Trump associates unwilling to testify are relying on his broad claims of executive privilege, which many legal scholars consider dubious, to avoid saying what they know about the Capitol uprising. Two days before Christmas, Trump, who has long used the justice system to avoid and delay accountability, went to the Supreme Court, appealing to the Tory majority he helped build to block the House’s release White. documents to the committee. Trump has called on the nation’s supreme magistracy to conduct a full review of the case to stop the publication of the speeches, activity logs and schedules and to put an inferior court ruling allowing them to be reinstated.
The committee responded quickly, seeking to avoid an attempt by the former president to block it in a long legal battle, asking the court to say by the middle of next month whether it takes the case. Trump’s legal team argues that it is essential for future presidents to be confident that their deliberations with their advisers will remain confidential even after they leave office. But President Joe Biden, now responsible for matters of assertion of executive privilege, argued that it is vital for the nation to understand what transpired during the Capitol Riot and denied the assertions of Trump. The idea that the twice-impeached former president is acting to defend the office he has often compromised with abuse of power and used to pursue personal goals is hard to read with a straight face. But it threatens to spark a constitutional row that could thwart the committee’s attempts to clarify Trump’s intentions and actions on January 6.
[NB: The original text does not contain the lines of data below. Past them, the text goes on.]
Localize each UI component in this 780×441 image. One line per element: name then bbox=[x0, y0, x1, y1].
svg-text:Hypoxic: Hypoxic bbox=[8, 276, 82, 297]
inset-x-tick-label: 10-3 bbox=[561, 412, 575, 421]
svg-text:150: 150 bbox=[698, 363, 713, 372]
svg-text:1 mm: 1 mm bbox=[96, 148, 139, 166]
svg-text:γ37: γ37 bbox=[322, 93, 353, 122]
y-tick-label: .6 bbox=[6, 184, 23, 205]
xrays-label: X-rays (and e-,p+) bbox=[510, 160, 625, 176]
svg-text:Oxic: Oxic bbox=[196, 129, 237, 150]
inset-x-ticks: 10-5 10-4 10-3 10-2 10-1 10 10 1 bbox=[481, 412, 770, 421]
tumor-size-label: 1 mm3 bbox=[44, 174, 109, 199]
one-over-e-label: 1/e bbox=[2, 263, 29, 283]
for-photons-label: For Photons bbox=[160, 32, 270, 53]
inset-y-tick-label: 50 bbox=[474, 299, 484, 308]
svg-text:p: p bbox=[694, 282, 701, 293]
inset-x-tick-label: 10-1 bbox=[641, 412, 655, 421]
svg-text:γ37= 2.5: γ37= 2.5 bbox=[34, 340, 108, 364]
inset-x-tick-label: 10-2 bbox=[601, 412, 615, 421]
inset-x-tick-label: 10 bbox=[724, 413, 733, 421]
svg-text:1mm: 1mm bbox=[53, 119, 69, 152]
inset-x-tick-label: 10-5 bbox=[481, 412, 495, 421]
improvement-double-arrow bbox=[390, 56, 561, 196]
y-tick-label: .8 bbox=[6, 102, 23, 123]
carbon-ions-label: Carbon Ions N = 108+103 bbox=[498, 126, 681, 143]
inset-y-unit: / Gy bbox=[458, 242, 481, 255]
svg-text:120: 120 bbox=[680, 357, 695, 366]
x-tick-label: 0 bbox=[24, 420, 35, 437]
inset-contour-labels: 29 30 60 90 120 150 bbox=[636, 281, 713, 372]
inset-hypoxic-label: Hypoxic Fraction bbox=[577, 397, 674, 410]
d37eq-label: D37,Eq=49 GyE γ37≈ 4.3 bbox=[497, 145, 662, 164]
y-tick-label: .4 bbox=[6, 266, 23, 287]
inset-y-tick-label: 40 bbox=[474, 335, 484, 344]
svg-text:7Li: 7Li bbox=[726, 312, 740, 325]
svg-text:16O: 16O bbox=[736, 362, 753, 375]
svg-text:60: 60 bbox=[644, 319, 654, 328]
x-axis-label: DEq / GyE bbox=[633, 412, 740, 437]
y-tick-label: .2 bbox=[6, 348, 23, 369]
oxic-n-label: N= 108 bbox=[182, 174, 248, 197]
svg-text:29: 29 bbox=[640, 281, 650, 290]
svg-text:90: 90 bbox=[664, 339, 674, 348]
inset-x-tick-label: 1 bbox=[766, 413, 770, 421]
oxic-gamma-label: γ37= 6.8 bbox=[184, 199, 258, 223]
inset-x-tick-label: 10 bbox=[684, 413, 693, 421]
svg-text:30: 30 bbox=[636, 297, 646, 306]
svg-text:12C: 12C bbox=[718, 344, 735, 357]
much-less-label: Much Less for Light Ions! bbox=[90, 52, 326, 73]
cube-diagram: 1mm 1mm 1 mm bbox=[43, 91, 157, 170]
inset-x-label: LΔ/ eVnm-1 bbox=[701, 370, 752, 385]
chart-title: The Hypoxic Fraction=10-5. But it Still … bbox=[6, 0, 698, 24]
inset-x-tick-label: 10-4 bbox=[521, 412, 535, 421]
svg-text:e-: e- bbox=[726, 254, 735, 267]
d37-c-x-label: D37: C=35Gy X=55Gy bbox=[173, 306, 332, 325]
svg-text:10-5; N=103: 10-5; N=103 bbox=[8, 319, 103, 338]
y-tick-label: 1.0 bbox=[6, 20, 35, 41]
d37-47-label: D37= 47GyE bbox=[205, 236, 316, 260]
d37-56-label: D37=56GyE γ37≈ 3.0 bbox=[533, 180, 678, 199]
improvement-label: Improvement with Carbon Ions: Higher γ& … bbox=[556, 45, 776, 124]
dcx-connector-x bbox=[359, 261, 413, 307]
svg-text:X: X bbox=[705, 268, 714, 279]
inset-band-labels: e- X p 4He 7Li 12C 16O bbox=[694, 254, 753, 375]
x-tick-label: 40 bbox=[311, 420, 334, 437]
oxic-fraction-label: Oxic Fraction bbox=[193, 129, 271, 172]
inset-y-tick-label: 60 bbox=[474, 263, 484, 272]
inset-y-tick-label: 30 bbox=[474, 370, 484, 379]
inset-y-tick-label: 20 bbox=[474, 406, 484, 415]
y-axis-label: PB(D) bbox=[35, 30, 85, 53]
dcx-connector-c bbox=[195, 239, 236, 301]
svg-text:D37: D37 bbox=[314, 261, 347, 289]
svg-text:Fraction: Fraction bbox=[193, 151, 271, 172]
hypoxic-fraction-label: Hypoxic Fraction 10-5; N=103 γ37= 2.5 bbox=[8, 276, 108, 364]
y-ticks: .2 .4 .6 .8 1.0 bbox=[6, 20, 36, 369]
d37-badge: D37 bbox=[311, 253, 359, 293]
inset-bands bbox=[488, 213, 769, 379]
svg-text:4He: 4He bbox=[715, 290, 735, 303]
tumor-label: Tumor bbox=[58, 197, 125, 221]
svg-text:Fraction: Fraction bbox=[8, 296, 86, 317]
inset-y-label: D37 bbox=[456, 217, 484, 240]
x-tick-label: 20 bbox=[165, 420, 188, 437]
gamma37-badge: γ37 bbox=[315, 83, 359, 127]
The committee can be suspended
The committee does not have the luxury of time. It’s already clear that Republicans, who have a good chance of taking over the House in the November midterm election, will shut down the panel as soon as they take power.
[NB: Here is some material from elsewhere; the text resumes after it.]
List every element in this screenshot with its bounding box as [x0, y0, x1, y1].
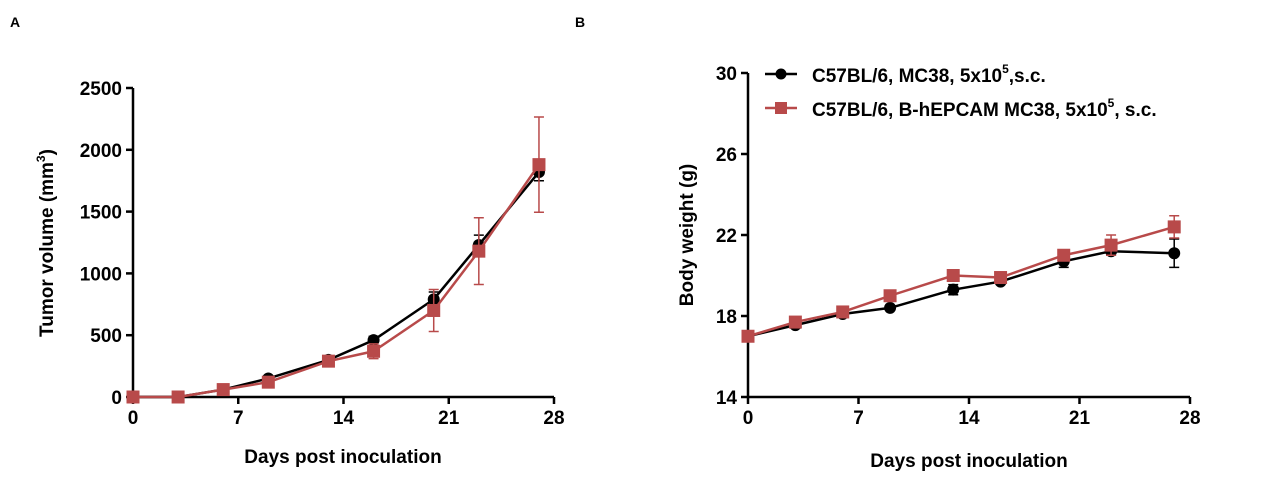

Kinzinger is not running for re-election as Cheney faces a main challenger backed by Trump. Another Republican who voted to impeach Trump for the insurgency, Rep. Fred Upton, also drew a senior challenger endorsed by the ex-president who gave credence to the lies of voter fraud.
“I watched people walk down the mall and saw them come back,” Michigan congressman Dana Bash told CNN on Sunday on “State of the Union,” describing her experience on Jan.6. “And I heard the noises and obviously I was watching what happened. But it was real and shocking and… it was a scary day.”
Upton’s reluctance to embrace Trump’s personality cult, which demands fact-defying obedience to the fantasies of a stolen election, could cost him his political career. If so, he will join the growing list of Republicans ousted from power by the former president in a move that ensures that a possible future House GOP majority will be under his sway and likely be an armed force for Trumpism. on the occasion of the presidential election of 2024. looms.
From the outside, it’s hard to say how successful the House select committee was in penetrating what was going on in Trump’s west wing on January 6. While several prominent associates of the former president refuse to testify, the committee has conducted several hundred interviews with people inside and outside the former administration. Not everyone has the political commitment or the financial resources to engage in a legal battle by defying a subpoena. And details of the trial that emerged on Christmas Eve showed Budowich had provided the committee with more than 1,700 pages of documents and provided about four hours of testimony. He sued Friday night to prevent the committee from obtaining records from a bank. The request for previously undisclosed documents is another indication that the committee has made substantial progress behind the scenes and could at least partially derail the Trump cover-up despite its best efforts.
The ever-emerging horror of the insurgency
It is a measure of the horror of January 6 – now almost a year later – that new details of the frantic and dangerous hours on Capitol Hill and the heroism of police officers insulted by the GOP’s attempt to deny it story, still emerge.
The power of this lie, and the ex-president’s apparent determination to regain power on his strength in 2024, shows why the efforts of the House select committee to expose the truth are so important.